L’Institut national d’aide aux victimes (qui a pris le relais de la cellule de crise, avec 88 associations) se retrouvent face à un nombre incalculable de victimes.
« Il y a les familles endeuillées », m’explique Sabrina Bellucci. « On les a contacté par courrier, assez vite. Des référents ont été désignés, pour que les gens puissent avoir un contact humain. »

Moi : « Mais la grosse difficulté, ce sont tous les autres. Ceux qui ont été touchés, directement ou moins directement. Comment les atteindre ? »
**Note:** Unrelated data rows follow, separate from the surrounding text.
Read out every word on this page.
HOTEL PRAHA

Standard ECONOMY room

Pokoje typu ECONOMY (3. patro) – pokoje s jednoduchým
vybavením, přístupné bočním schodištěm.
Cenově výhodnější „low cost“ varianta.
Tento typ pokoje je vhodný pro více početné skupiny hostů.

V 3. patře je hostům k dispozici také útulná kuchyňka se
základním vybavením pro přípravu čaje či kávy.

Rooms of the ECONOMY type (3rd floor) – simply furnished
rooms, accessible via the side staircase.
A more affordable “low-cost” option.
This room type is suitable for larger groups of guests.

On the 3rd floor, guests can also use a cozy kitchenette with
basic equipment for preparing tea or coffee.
Elle : « C’est le point sensible. Il faut savoir que des rescapés ne se sont pas encore manifestés. Nous devons tenter de les faire rompre, avec cet isolement. Nous devons être proactif. »

« Être proactif », la consigne du jour

Le revoilà, LE mot de la journée. J’avoue que je redécouvre ce terme, emprunté à la neuropsychologie, et désignant le fait « d’agir sur les faits. » Là, cela signifie : aller, vers les victimes. Je me demande alors : comment aller vers elles ? Elles, si nombreuse, car éparpillées, dans l’action, dans des rues, dans des appartements… Une question vient m’envahir d’effroi : sait-on, par exemple, combien sont les rescapés du Bataclan ? Réponse de la directrice de l’Inavem : « On ne le sait pas. » Sa réponse claque et me plonge dans un profond désarroi.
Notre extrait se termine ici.